Também juntando ao ótimo design de produção dos bons efeitos especiais ocasionados pelas viagens no tempo colocaram bem uma estética futurista na obras, e as locações feitas entre São Paulo e Rio de Janeiro, a excelente com os adereços bem retrô  que bem rementem ao começo dos anos 1990, que é bem explorado com uma estética vintage.  Fora também a trilha musical perfeita como a canção Tempo Perdido do Legião Urbana representada no filme pelos protagonistas ficou simplesmente  incrível. Fora também a música By My Side  da banda  australiana INXS tocando ao fundo nas cenas de amor entre João e Helena no Baile a Fantasia que estava entre as mais tocadas nas rádios da época. Fora também a produção musical do Lucas Raele que trabalhou uns toques de música de sintetizador que bem criou a atmosfera de ficção cientifica.

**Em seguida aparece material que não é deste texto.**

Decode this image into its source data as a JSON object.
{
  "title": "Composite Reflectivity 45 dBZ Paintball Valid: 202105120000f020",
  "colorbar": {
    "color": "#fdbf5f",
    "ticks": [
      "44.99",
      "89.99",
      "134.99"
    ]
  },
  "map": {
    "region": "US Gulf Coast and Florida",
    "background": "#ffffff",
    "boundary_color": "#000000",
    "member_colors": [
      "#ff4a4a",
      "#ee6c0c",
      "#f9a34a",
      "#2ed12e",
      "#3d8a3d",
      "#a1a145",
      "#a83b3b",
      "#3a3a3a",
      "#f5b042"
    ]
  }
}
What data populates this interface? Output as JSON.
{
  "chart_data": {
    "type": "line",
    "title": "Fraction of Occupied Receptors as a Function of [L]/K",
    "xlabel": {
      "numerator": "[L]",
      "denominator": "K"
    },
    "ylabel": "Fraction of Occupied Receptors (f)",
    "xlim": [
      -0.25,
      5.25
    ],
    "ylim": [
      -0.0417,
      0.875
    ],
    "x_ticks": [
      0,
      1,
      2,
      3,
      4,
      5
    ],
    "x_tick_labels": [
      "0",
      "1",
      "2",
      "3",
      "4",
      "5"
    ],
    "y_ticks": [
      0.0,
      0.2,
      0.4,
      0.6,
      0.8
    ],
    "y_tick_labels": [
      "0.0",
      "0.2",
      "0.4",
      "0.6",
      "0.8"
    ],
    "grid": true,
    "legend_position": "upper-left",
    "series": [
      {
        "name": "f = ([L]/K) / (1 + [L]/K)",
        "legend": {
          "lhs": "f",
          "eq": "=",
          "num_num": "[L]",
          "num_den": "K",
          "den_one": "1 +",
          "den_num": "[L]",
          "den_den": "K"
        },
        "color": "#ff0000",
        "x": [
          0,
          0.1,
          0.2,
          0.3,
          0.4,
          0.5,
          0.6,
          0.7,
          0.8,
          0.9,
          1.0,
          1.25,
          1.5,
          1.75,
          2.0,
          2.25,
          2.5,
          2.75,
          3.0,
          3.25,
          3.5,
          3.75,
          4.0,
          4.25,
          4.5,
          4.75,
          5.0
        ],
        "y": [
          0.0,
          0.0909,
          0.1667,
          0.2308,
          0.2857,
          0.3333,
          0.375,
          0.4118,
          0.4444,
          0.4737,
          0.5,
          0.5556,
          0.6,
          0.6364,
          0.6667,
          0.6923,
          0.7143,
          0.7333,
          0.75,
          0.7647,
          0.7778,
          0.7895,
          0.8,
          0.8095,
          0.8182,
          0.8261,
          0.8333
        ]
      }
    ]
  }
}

No Balanço Geral, posso concluir que O Homem do Futuro  trata-se de uma  obra cinematográfica brasileira   que pode ser bem agradável para quem gosta de uma estética mais experimental como essa abordando  ficção cientifica com a complexidade mais reflexiva da  viagem no tempo coisa que não temos muito o hábito de trabalhar, fugindo um pouco dos padrões e das fórmulas baratas e  mais popularescas das comédias suburbanas, com temáticas banais e  escrachas com ares novelescos como estamos acostumados   a ver em nossas produções.








O mote do texto representou muito bem respeitando dentro  do timing para a comédia e dentro  do timing para o drama as consequências sérias da prática  do bullying, como bem a obra exemplificou na cena da festa a fantasia da faculdade, numa época em que essa discussão estava em evidência aqui no Brasil após o recente e  fatídico episódio do Massacre na Escola Pública de Realengo no  Rio de Janeiro ocorrido em Abril de 2011, onde um ex-estudante matou covardemente 12 alunos da escola para se vingar das humilhações que sofreu lá dentro, e  do quanto isto pode afetar uma pessoa como o protagonista que após aquela humilhação provocada pelo Ricardo. Mostrando o quão isto pode trazer a pessoa na vida adulta a ponto de afetar sua auto-estima. O tornando bem atemporal.